Na całym świecie blisko 3,5 miliarda ludzi cierpi na choroby jamy ustnej, takie jak próchnica czy choroby dziąseł – zaznacza Tim Thomassen z Uniwersytetu Amsterdamskiego (Holandia). Kluczową rolę w tych problemach często odkrywa bakteryjna płytka nazębna. Dlatego standardowym zaleceniem jest dobre szczotkowanie zębów.

Aby odpowiedzieć na pytanie, co to tak naprawdę znaczy - badacz w ramach swojej pracy doktorskiej przeanalizował różne aspekty zapobiegania chorobom zębów i dziąseł, w tym skuteczność szczoteczek, czas szczotkowania oraz instrukcje higieny jamy ustnej. Uwzględnił dziesiątki międzynarodowych badań klinicznych, połączył je w przeglądach systematycznych i przeprowadził kilka własnych eksperymentów.

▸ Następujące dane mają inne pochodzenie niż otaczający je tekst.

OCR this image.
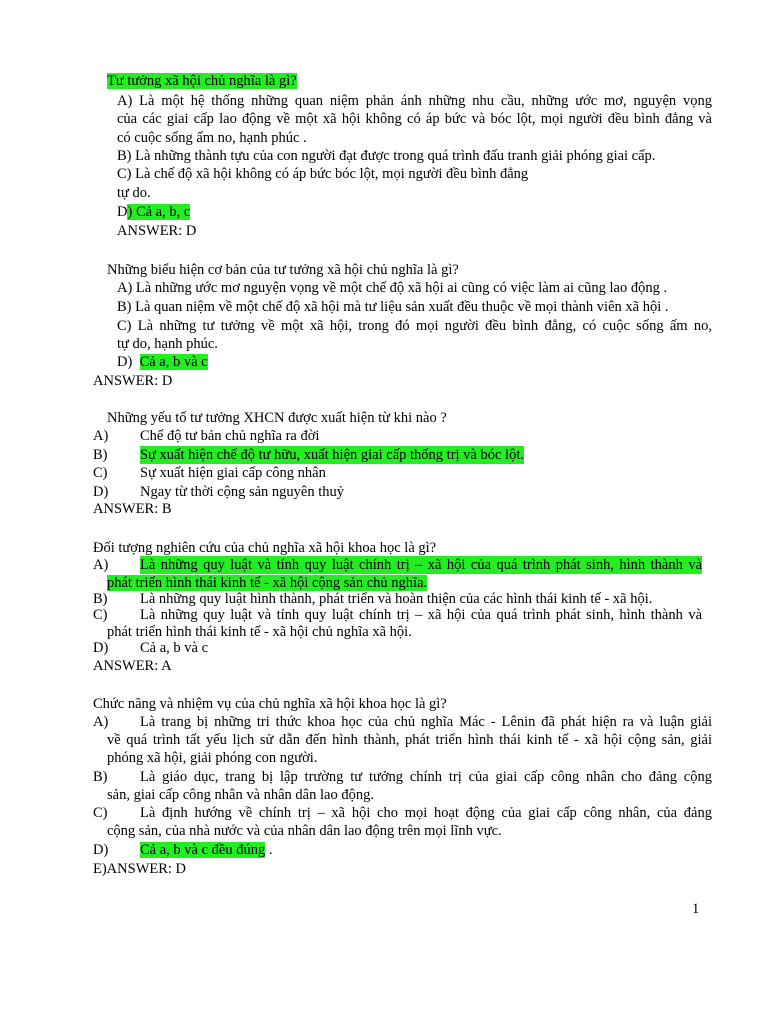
Tư tưởng xã hội chủ nghĩa là gì?
A) Là một hệ thống những quan niệm phản ánh những nhu cầu, những ước mơ, nguyện vọng
của các giai cấp lao động về một xã hội không có áp bức và bóc lột, mọi người đều bình đẳng và
có cuộc sống ấm no, hạnh phúc .
B) Là những thành tựu của con người đạt được trong quá trình đấu tranh giải phóng giai cấp.
C) Là chế độ xã hội không có áp bức bóc lột, mọi người đều bình đẳng
tự do.
D) Cả a, b, c
ANSWER: D
Những biểu hiện cơ bản của tư tưởng xã hội chủ nghĩa là gì?
A) Là những ước mơ nguyện vọng về một chế độ xã hội ai cũng có việc làm ai cũng lao động .
B) Là quan niệm về một chế độ xã hội mà tư liệu sản xuất đều thuộc về mọi thành viên xã hội .
C) Là những tư tưởng về một xã hội, trong đó mọi người đều bình đẳng, có cuộc sống ấm no,
tự do, hạnh phúc.
D)  Cả a, b và c
ANSWER: D
Những yếu tố tư tưởng XHCN được xuất hiện từ khi nào ?
A) Chế độ tư bản chủ nghĩa ra đời
B) Sự xuất hiện chế độ tư hữu, xuất hiện giai cấp thống trị và bóc lột.
C) Sự xuất hiện giai cấp công nhân
D) Ngay từ thời cộng sản nguyên thuỷ
ANSWER: B
Đối tượng nghiên cứu của chủ nghĩa xã hội khoa học là gì?
A) Là những quy luật và tính quy luật chính trị – xã hội của quá trình phát sinh, hình thành và
phát triển hình thái kinh tế - xã hội cộng sản chủ nghĩa.
B) Là những quy luật hình thành, phát triển và hoàn thiện của các hình thái kinh tế - xã hội.
C) Là những quy luật và tính quy luật chính trị – xã hội của quá trình phát sinh, hình thành và
phát triển hình thái kinh tế - xã hội chủ nghĩa xã hội.
D) Cả a, b và c
ANSWER: A
Chức năng và nhiệm vụ của chủ nghĩa xã hội khoa học là gì?
A) Là trang bị những tri thức khoa học của chủ nghĩa Mác - Lênin đã phát hiện ra và luận giải
về quá trình tất yếu lịch sử dẫn đến hình thành, phát triển hình thái kinh tế - xã hội cộng sản, giải
phóng xã hội, giải phóng con người.
B) Là giáo dục, trang bị lập trường tư tưởng chính trị của giai cấp công nhân cho đảng cộng
sản, giai cấp công nhân và nhân dân lao động.
C) Là định hướng về chính trị – xã hội cho mọi hoạt động của giai cấp công nhân, của đảng
cộng sản, của nhà nước và của nhân dân lao động trên mọi lĩnh vực.
D) Cả a, b và c đều đúng .
E)ANSWER: D
1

„Droga technologia odgrywa znacznie mniejszą rolę w zapobieganiu próchnicy i chorobom dziąseł, niż wielu osobom się wydaje. Ponieważ różnice między produktami w praktyce często są minimalne, to ostatecznie sami ludzie mają wpływ na największe różnice” – mówi Thomassen, cytowany w informacji prasowej.

Badacz odkrył na przykład, że jeśli chodzi o usuwanie płytki nazębnej, szczoteczka elektryczna działa lepiej niż manualna. Jednak różnica między dwoma głównymi typami szczoteczek elektrycznych jest w codziennym użyciu pomijalna.

Zdaniem badaczy producenci lepiej zrobiliby, inwestując w edukację użytkowników oraz przystępne, zrównoważone projekty, zamiast wprowadzania kolejnego, często jeszcze droższego modelu.

Jeśli natomiast chodzi o czas szczotkowania - to badacze zalecają, aby szczotkować zęby dwa razy dziennie przez dwie minuty. Dopiero taka procedura usunie płytkę. Dwie minuty szczotkowania usuwają wyraźnie więcej płytki niż jedna minuta, ale trzecia minuta nie wprowadza już wyraźnej korzyści.

Okazało się także, że osoby używające szczoteczek manualnych, czyli wciąż stanowiące większość na świecie, szczotkują krócej, bo średnio nieco poniżej 1,5 minuty.

„Wiemy, że szczotkowanie działa i na szczęście średni czas szczotkowania rośnie w ostatnich latach, ale wiele osób wciąż nie szczotkuje wystarczająco długo” - mówi Thomassen.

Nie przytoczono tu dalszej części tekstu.